1960 100m sprint champion Wilma Rudolph was born prematurely, suffered polio, double pneumonia and scarlet fever, and wore a brace until the age of 11. She was also one of 22 children of a poor Tennessee Afro-American family. Her Olympic triumph came at a time when the profile of black women in the world was practically negligible. Since the first modern Olympic Games in Athens in 1896 the profile of the competitors has mirrored the changes in society and the world. What was a white, male, aristocratic elite playground now encompasses women from all corners of the world with China dominating table tennis and diving, Indonesians winning at badminton, Ethiopian girls from poor, remote villages dominating the long distance running events, and Arab women from the Middle East and the Maghreb shaking off societal disapproval to compete and win. The rise of working class athletes, of black and African athletes, of women athletes from the developing world, the appearance of openly gay/lesbian athletes, and paralympians, racial politics, Cold War politics, gender politics and gender bending Nazis …it’s all there in the Olympics, mirroring the changes in society:


Lis Hartel of Denmark, dressage champion in 1952, not only the first civilian and woman to win the gold in an event that had unbelievably been open only to commissioned officers (male of course) until 1948, she had polio and had to be helped on and off her horse.

Duncan Goodhew, British breaststroke swimmer and gold medallist 1980, bullied at school for being bald and dyslexic.


Camilla Andersen of Norway and Mia Hundvin of Denmark, the first married couple to compete against each other, in the women’s handball tournament in Sydney 2000.

Poland’s Wladyslaw Kozakiewicz’s rather rude gesture to the partisan Soviet crowd in Moscow 1980 after winning the pole vault gold (Google it…)
Dora Ratjen, German high jumper in Berlin 1936 who was actually Herman Ratjen and had been ordered by the Hitler Youth Movement to compete as Dora… teammates were alerted by his/her five o’clock shadow. 

Bruce Kennedy, a javelin thrower picked for the Rhodesian team to Munich 1972 and Montreal 1976, games from which the Rhodesians were barred due to the regime’s racial policies, made it onto the American team for Moscow 1980. The American team were made to boycott...

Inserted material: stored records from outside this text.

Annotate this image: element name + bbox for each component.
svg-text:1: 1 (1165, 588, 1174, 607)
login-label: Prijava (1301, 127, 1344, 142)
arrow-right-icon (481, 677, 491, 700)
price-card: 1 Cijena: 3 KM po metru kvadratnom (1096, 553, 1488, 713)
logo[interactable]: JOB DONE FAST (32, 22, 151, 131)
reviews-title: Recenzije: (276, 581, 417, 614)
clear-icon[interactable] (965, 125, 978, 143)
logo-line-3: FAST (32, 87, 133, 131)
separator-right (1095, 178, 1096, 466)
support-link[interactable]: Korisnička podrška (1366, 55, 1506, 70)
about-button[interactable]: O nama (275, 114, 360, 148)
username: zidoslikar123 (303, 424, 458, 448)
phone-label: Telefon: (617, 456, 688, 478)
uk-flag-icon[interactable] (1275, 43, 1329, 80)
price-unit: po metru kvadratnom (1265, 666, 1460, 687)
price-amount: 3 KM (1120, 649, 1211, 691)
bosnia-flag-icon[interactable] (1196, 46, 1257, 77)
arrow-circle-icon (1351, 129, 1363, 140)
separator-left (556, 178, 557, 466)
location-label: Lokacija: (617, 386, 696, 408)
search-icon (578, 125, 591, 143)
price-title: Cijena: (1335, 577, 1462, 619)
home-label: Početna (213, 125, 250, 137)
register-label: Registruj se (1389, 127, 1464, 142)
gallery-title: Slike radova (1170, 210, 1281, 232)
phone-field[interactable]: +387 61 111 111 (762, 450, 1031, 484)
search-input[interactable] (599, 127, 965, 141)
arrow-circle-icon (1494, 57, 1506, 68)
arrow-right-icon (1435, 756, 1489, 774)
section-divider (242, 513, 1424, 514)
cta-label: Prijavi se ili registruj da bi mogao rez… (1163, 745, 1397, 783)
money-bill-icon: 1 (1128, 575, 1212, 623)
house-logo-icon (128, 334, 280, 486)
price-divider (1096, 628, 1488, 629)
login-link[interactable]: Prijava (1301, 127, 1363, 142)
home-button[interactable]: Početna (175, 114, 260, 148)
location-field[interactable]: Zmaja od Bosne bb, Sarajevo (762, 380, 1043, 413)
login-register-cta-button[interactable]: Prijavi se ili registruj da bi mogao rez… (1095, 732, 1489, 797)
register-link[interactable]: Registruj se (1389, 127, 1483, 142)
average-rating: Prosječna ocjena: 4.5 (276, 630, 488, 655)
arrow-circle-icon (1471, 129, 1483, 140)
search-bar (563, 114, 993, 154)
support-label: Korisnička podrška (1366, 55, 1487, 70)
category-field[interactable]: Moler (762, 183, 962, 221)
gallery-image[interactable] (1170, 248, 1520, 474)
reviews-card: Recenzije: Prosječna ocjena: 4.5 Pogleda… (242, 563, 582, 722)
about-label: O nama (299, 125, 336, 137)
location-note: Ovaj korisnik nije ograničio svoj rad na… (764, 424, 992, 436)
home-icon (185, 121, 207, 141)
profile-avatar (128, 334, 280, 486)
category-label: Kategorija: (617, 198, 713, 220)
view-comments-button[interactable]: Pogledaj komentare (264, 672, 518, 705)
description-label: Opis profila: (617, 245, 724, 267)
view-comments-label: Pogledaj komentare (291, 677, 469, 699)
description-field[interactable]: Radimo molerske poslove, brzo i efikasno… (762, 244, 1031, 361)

And finally China’s 1992 silver-medal winning shot putter Huang Zhihong who loathed her event: "If I knew the shot would make me so fat, I wouldn’t have taken it up."

Meanwhile the British seem to be expert at anything that involves sitting: cycling, rowing, sailing & equestrianism. If there was a competition for TV viewing we’d doubtless romp home first too…

  
I’m indebted to the Olympic bible: David Wallechinsky & Jaime Loucky’s 'Complete Book of the Olympics 2012 edition' for the nerd facts and stats quoted.